À noite, empoleirou-se num telheiro. No dia seguinte, pulou para o quintal do vizinho. Foi um grande erro seu. Laike, pequenina mas valente, quase o estraçalha. Se o doutor Armando não vem ver a barulheira, era uma vez esta história. Para compensá-lo do susto, o vizinho também lhe deu comida e mandou-o para o outro lado do muro. Lá, o jardim era grande e sossegado. E foi assim que ele viveu uns dias. Recebendo comida, apanhando sol, dormitando sob a sombra tranquila das árvores. Descansando, à noite, sobre um tronco cortado, bem a jeito. Só um perigo poderia preocupá-lo: a gata Matusquela. Mas essa vivia de estômago cheio e estava muito atarefada, naquelas noites de meia lua, a pesar as possibilidades de cinco ardorosos e miaulentos apaixonados seus.
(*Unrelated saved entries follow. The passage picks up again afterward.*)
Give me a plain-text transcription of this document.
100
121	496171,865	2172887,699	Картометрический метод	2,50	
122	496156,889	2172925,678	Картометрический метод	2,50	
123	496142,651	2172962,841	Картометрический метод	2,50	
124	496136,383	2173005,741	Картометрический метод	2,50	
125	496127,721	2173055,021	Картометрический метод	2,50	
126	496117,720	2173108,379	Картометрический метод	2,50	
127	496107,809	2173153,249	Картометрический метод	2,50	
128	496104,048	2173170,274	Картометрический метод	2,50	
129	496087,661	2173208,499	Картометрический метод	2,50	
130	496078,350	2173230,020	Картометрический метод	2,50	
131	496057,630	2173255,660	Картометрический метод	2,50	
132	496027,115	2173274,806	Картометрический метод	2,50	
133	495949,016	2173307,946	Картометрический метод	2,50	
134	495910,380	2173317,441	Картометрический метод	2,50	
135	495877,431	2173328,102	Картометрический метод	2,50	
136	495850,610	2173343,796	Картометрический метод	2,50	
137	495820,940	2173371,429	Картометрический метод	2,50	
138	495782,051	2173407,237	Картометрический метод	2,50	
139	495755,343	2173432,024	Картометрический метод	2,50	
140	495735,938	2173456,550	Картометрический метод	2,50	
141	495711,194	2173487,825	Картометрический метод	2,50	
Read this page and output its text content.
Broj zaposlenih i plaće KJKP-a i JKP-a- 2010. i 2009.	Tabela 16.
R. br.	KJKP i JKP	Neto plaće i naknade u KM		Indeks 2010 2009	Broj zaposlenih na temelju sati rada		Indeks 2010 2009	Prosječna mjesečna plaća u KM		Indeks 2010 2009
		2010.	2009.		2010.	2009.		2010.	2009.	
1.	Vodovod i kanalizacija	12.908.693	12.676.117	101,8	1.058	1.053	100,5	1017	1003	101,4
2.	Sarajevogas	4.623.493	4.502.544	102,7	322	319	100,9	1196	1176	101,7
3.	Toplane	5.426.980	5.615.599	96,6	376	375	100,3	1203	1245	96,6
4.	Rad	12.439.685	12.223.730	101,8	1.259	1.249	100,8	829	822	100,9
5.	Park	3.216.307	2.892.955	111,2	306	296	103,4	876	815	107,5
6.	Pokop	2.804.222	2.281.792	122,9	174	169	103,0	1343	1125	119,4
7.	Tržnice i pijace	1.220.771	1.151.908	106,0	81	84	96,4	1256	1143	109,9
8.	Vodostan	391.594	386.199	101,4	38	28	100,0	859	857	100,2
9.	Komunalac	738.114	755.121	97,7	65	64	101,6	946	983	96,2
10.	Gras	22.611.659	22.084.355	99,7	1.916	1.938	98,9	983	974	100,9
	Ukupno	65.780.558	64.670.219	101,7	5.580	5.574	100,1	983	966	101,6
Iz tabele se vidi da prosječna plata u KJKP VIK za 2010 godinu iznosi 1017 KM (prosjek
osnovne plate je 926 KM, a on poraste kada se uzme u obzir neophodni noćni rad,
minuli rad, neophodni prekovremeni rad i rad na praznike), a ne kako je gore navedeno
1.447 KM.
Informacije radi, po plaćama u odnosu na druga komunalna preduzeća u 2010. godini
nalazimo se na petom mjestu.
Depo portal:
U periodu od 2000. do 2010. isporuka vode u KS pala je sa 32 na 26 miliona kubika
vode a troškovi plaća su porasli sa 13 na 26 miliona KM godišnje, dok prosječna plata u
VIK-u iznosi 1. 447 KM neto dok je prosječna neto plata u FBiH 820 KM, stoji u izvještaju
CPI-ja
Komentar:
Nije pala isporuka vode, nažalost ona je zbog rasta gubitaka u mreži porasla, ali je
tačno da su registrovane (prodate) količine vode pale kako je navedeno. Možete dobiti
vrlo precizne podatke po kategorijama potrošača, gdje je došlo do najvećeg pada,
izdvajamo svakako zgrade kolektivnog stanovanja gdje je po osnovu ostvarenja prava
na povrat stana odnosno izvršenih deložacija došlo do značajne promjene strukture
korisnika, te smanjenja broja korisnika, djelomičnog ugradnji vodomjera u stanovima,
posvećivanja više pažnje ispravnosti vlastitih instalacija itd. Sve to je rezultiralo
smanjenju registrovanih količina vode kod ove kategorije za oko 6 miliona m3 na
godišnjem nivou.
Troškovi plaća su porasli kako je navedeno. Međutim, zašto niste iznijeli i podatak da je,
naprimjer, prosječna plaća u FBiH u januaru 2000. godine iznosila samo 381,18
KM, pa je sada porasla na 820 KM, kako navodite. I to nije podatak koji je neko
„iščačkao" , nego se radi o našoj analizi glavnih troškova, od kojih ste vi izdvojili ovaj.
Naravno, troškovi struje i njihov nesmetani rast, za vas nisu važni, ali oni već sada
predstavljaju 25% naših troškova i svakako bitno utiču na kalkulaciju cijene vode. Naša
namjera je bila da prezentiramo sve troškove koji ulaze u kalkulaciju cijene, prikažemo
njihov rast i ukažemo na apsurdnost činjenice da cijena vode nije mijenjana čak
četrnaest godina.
O fato é que comida farta e sossego conseguiram transformar Eusébio - ganhara nome, sim, que naquela casa tudo é batizado - num ex-doente. A coriza desapareceu, seu peito preto perdeu a aguda magreza e as asas, novamente fortes, levaram-no a pequenos ensaios aviatórios. Nada de exageros. Simples pousos sobre os telhados da vizinhança. Mas era só ver dona Amália pelo jardim e, pronto, lá vinha ele, num desliza planado, a lembrar-lhe que estava com fome. Ficou tão confiado que se atrevia a chegar até a porta da cozinha.

Um belo dia, sumiu. Voltou, com certeza, a rodar pelo céu. Pelo mesmo céu de onde, doente, tinha vindo. E em cuja amplidão azul, são e feliz, quisera voltar a voar.

Na casa de jardim grande, dona Amália sentiu falta de Eusébio. Era uma coisa feia. Mas era o Eusébio de quem ela cuidara. E que, ingratamente, sem um "obrigado", se fora. Mas ontem, Eusébio voltou. Dando-lhe carne, dona Amália, emocionada, mostrou-mo. Deus! Que urubu pavoroso!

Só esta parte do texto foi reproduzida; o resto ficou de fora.